There are three problems with what people do when they compare the cost of a VB and an ELCS.
The first is they don't consider the costs of a planned VB include the most costly EMCS and instrumental deliveries. You have to add these costs together and compare to a planned ELCS otherwise your methodology is fundamentally flawed and not a fair comparison. (Incidentally, it is worth pointing out that most medical literature and research is actually pretty worthless as even those doing the research have failed to acknowledge this. More often than not EMCS and ELCS are lumped together in data, creating a very misleading picture where the risks of emergency surgery are down played and the risks of planned surgery are exaggerated. This is not good for women as they are being misinformed about the safety of each).
The second thing they do is assume that all women who request an ELCS would have had a problem free VB. This is very much not the case.
Women who choose to have an ELCS rarely do so without some other medical reason - though this alone my not be enough to merit an ELCS - but in some cases it provides a very strong case. It is a myth that there are thousands of women making the decision based on fitting in a date and without regard to their health and the health of their baby.
Indeed there is an argument that these women attempted a VB a sizeable percentage would end up with an EMCS anyway. There is an argument to say in these cases that an ELCS is cost saving rather than more costly.
Bare in mind for example that there is a disproportionate number of older women who ask for an ELCS. Bare in mind that mental health reasons ARE health reasons but are often dismissed and belittled as not 'proper' health reasons.

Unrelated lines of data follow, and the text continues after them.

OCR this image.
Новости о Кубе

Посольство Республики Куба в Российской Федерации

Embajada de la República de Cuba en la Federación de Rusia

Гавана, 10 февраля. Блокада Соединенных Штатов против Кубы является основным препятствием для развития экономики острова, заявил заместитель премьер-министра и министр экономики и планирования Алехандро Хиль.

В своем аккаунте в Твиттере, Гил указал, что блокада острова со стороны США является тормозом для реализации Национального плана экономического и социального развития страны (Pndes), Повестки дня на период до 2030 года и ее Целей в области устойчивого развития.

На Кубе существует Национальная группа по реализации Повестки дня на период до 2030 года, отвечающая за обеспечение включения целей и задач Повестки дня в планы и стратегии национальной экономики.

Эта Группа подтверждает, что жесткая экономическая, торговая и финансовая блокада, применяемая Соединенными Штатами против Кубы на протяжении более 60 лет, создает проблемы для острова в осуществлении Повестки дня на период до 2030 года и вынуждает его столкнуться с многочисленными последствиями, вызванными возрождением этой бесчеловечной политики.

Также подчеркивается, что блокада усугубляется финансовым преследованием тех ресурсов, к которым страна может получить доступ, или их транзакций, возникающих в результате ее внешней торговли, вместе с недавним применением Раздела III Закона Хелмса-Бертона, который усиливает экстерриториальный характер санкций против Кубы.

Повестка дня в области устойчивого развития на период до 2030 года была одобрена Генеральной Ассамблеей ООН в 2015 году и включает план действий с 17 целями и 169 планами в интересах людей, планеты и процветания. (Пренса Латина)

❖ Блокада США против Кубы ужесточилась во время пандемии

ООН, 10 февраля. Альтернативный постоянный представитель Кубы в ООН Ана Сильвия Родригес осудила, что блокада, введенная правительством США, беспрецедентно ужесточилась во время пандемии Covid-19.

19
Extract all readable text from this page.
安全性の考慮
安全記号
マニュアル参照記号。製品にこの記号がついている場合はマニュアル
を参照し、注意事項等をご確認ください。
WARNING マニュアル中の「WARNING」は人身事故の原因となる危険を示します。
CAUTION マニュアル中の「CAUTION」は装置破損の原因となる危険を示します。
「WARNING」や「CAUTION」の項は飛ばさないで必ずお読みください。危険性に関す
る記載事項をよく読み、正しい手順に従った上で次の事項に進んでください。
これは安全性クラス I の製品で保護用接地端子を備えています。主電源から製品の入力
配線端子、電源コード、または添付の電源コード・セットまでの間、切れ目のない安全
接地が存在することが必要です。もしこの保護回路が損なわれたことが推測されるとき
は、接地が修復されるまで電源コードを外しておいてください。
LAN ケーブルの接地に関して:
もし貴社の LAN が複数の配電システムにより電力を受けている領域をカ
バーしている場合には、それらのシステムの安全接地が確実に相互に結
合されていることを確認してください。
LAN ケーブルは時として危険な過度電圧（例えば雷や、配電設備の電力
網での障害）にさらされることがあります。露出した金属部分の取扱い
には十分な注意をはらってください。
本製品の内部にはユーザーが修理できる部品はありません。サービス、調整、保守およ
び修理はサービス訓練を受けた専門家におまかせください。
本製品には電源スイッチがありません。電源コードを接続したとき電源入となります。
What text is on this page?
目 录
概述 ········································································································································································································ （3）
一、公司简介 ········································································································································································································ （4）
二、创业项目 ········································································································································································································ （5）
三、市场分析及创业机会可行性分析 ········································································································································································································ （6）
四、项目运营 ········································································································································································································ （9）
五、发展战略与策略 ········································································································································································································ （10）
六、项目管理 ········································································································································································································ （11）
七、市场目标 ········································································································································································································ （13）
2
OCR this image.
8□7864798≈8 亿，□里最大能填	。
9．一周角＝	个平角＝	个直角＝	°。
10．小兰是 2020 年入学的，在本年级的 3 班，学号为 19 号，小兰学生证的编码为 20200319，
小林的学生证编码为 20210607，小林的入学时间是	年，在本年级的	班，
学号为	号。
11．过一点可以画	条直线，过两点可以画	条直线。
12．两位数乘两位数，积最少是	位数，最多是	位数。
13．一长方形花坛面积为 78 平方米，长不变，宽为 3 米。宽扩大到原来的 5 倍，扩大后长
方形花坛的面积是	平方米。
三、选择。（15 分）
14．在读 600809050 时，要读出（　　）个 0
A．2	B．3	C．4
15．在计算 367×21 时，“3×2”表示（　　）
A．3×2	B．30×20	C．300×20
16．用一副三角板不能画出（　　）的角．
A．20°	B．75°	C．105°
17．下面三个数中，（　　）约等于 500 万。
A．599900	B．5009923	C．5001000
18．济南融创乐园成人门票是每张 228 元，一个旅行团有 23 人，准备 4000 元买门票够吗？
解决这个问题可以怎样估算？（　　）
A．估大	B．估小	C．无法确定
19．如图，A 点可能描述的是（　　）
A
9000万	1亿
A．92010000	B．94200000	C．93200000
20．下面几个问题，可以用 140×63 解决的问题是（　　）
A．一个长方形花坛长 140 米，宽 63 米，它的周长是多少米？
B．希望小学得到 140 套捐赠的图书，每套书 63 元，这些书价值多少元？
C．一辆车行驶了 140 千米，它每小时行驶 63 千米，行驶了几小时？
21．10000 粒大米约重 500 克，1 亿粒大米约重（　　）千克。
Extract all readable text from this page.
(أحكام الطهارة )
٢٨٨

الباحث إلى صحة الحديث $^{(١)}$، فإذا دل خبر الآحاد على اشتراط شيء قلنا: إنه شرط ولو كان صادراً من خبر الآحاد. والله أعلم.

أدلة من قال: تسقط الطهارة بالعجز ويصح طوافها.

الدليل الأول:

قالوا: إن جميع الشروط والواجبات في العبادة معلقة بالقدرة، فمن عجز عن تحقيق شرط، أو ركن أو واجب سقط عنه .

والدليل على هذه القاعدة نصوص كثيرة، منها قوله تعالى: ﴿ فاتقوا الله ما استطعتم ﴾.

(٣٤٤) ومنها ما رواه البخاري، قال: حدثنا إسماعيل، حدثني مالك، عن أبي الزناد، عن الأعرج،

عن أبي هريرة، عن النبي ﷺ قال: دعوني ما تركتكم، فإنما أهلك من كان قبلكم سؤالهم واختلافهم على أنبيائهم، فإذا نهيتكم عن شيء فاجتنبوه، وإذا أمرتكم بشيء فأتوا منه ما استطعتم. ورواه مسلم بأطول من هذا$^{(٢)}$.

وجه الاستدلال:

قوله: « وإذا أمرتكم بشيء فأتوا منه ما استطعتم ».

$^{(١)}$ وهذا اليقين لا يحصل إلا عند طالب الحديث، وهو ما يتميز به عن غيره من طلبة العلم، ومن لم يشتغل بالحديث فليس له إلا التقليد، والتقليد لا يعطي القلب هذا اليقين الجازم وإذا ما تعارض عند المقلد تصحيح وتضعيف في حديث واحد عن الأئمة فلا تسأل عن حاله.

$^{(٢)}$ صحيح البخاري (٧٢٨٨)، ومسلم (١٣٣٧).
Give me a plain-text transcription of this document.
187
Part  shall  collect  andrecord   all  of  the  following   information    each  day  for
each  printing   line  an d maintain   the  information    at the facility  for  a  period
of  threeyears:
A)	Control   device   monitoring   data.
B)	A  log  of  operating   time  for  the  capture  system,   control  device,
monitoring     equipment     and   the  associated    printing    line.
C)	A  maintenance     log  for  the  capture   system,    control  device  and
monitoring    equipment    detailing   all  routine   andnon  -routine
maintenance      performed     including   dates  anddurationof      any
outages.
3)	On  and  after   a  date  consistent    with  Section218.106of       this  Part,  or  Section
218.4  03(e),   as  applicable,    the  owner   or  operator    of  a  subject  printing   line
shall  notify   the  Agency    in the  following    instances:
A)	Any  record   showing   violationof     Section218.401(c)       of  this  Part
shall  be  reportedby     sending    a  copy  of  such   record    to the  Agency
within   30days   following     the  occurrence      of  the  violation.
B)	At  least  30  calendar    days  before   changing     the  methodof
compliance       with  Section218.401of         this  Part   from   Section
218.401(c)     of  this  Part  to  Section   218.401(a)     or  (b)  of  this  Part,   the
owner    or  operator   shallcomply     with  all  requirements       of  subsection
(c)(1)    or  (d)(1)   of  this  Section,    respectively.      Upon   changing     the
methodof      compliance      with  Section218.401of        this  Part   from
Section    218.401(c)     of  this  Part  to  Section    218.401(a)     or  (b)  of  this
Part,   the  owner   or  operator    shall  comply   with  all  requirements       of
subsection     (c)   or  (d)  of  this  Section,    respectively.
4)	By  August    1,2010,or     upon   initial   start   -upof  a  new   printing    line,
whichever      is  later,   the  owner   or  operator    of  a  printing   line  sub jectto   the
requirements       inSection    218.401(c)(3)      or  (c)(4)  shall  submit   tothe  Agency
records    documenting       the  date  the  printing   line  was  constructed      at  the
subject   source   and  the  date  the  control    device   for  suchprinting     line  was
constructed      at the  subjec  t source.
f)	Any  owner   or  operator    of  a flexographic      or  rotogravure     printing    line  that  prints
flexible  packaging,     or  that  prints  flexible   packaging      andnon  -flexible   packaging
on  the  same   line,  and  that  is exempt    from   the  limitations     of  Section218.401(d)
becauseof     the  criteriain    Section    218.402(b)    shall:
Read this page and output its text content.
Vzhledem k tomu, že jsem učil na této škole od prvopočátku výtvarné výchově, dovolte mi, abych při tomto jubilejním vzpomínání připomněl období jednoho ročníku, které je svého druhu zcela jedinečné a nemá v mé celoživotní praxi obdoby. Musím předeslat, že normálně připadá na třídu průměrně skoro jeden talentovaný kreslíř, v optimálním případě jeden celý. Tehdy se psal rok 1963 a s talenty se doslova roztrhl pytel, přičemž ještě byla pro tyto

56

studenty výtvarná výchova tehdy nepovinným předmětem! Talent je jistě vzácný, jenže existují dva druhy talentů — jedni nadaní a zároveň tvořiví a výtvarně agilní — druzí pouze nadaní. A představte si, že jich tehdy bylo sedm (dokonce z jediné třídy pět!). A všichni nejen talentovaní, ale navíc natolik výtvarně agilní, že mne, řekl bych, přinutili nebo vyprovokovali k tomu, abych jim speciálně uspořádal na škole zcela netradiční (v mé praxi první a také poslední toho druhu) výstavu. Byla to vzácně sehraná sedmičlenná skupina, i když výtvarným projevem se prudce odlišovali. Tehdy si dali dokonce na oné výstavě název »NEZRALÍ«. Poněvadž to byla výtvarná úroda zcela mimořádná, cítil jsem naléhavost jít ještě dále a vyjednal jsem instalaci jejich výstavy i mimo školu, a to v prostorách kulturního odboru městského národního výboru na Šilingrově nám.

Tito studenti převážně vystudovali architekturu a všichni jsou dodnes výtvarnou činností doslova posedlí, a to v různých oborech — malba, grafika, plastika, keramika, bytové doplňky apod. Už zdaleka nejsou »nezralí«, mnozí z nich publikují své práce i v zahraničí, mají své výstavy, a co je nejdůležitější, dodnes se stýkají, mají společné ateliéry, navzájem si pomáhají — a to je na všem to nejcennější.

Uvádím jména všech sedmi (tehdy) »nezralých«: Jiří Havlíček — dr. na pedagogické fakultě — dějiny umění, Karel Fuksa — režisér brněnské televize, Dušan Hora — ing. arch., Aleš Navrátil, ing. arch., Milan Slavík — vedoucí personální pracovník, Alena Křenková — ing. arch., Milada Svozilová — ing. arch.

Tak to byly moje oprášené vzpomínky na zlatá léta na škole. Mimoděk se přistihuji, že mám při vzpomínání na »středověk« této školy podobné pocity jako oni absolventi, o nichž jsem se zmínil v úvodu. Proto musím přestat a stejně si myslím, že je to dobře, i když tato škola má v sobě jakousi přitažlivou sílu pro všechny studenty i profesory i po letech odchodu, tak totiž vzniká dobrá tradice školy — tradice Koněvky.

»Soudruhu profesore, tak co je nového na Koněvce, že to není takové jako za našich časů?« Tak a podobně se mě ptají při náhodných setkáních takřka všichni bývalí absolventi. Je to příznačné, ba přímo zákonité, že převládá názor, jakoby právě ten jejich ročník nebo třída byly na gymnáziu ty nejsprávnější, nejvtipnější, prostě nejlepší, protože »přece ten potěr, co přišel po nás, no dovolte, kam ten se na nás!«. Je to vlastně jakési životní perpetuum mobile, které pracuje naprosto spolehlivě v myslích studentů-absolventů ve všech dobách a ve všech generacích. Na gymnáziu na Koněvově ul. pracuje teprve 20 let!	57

Bare in mind that many women who ask for an ELCS have previously had a very bad tear, and though technically could have a VB could end up with very nasty injuries that end up having to be repaired - something that is not recorded in national data.
And lastly, as mentioned above, they think the costs of birth end in a delivery suite, which is utter bullshit. The NHS bares the cost of any complication and any resulting mental health related issues.
There have been very few comparisons, which take into account any of these three issues.
NICE did look at this briefly, when they considered the costs of allowing women to request ELCS did a cost analysis based on the cost to the NHS of incontinence alone. Based on this there was an £80 difference. They concluded it was impossible to go through every possible scenario (which may indeed have included complications where an ELCS came out worse) and decided that evidence they saw with regard to one of the most common complications, that that there was no justification whatsoever to reject requests for an ELCS on cost alone as they were cost effective and affordable, especially as they also thought that the financial cost of forcing women to have a VB was also likely to be high in terms of mental health finances.
However they didn't consider whether women who asked for an ELCS were more likely to have complications of some sort because the data really doesn't exist in a force that can be used accurately.